Can a property appraisers and assessor afford a 2BR apartment alone in Pennsylvania?

It’s a stretch — at the median salary of $58K, rent takes 34.6% of take-home pay. A 2-bedroom at the HUD Fair Market Rent runs $1,351/month. The 30% guideline puts the comfortable ceiling at roughly $1,200/month in rent — so roommates or a 1-bedroom would ease the math significantly.

What’s the entry-level salary for property appraisers and assessors in Pennsylvania?

The 10th-percentile wage — what new property appraisers and assessors typically earn — is $39K/year. Take-home on that works out to about $2,329/month. At HUD’s $1,351/month FMR, rent would take 58% of that take-home — above the 30% guideline, so a 1-bedroom or shared housing is likely necessary starting out.

Is property appraisers and assessor a high-paying job in Pennsylvania?

Local pay runs 15% below the national median — $58K here vs. $68K nationally. Cost of living is 5% below the national average, which narrows that gap in real purchasing power.

How does Pennsylvania compare to the national average for property appraisers and assessors?

Pennsylvania pays $58K median vs. the U.S. average of $68K — that’s -15%. After adjusting for local cost of living (RPP 94.97), the purchasing-power equivalent is $61K — below the national median.

How much do property appraisers and assessors make in Pennsylvania?

The median is $57,920 a year, that works out to about $28 an hour. But the range is wide: entry-level workers start around $38,810, and experienced property appraisers and assessors can clear $96,130. These are BLS numbers, based on employer-reported data, not self-reported surveys.

Is $58K enough to live in Pennsylvania?

On that salary, you'd take home roughly $3,900/month after taxes. A 2-bedroom here rents for about $1,351/month, which eats 34.6% of your paycheck. That's above the 30% rule of thumb, housing will be a stretch at the median salary, though you can manage with roommates or a smaller place.

How far does a property appraisers and assessors salary go in Pennsylvania?

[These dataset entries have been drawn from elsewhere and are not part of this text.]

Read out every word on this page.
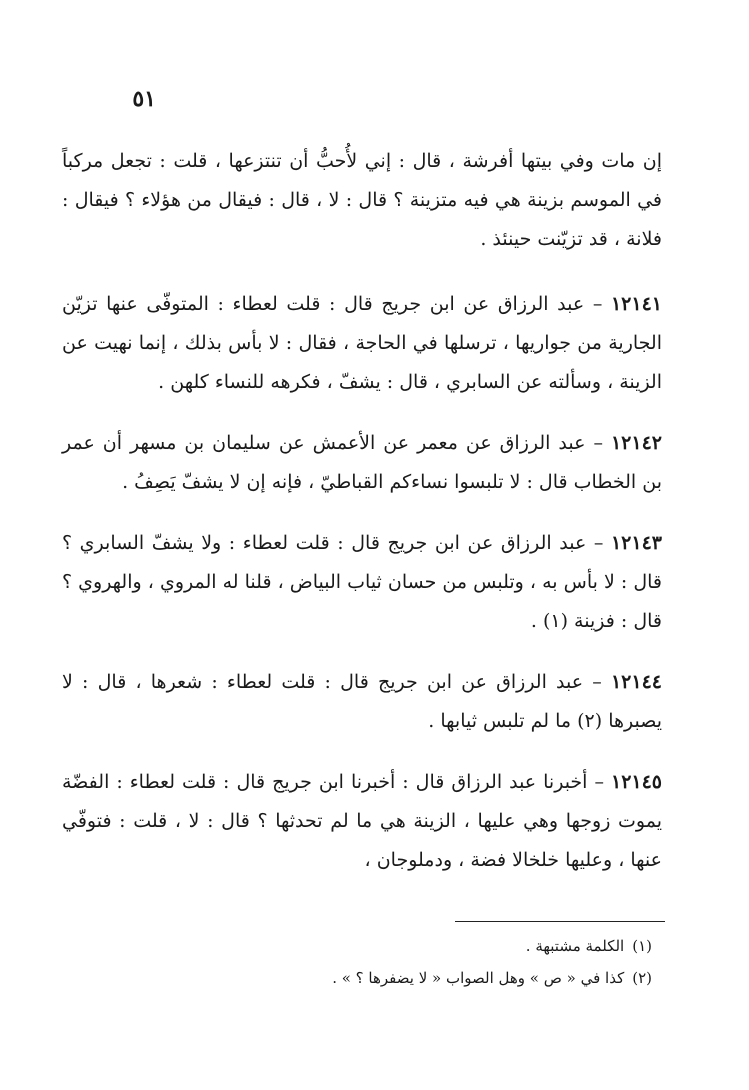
٥١

إن مات وفي بيتها أفرشة ، قال : إني لأُحبُّ أن تنتزعها ، قلت : تجعل مركباً في الموسم بزينة هي فيه متزينة ؟ قال : لا ، قال : فيقال من هؤلاء ؟ فيقال : فلانة ، قد تزيّنت حينئذ .

١٢١٤١ – عبد الرزاق عن ابن جريج قال : قلت لعطاء : المتوفّى عنها تزيّن الجارية من جواريها ، ترسلها في الحاجة ، فقال : لا بأس بذلك ، إنما نهيت عن الزينة ، وسألته عن السابري ، قال : يشفّ ، فكرهه للنساء كلهن .

١٢١٤٢ – عبد الرزاق عن معمر عن الأعمش عن سليمان بن مسهر أن عمر بن الخطاب قال : لا تلبسوا نساءكم القباطيّ ، فإنه إن لا يشفّ يَصِفُ .

١٢١٤٣ – عبد الرزاق عن ابن جريج قال : قلت لعطاء : ولا يشفّ السابري ؟ قال : لا بأس به ، وتلبس من حسان ثياب البياض ، قلنا له المروي ، والهروي ؟ قال : فزينة (١) .

١٢١٤٤ – عبد الرزاق عن ابن جريج قال : قلت لعطاء : شعرها ، قال : لا يصبرها (٢) ما لم تلبس ثيابها .

١٢١٤٥ – أخبرنا عبد الرزاق قال : أخبرنا ابن جريج قال : قلت لعطاء : الفضّة يموت زوجها وهي عليها ، الزينة هي ما لم تحدثها ؟ قال : لا ، قلت : فتوفّي عنها ، وعليها خلخالا فضة ، ودملوجان ،

(١)الكلمة مشتبهة .
(٢)كذا في « ص » وهل الصواب « لا يضفرها ؟ » .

Pennsylvania has a Regional Price Parity of 94.97 (100 is the national average). That's below average, your money stretches further here than the raw salary number suggests. After cost-of-living adjustment, the median property appraisers and assessors salary is worth about $60,988 in national-average purchasing power.

Where do property appraisers and assessors get paid the most?

The table above ranks every state by median pay for this role. Keep in mind that the highest-paying states tend to have the highest costs of living, so the top salary doesn't always mean the most money in your pocket.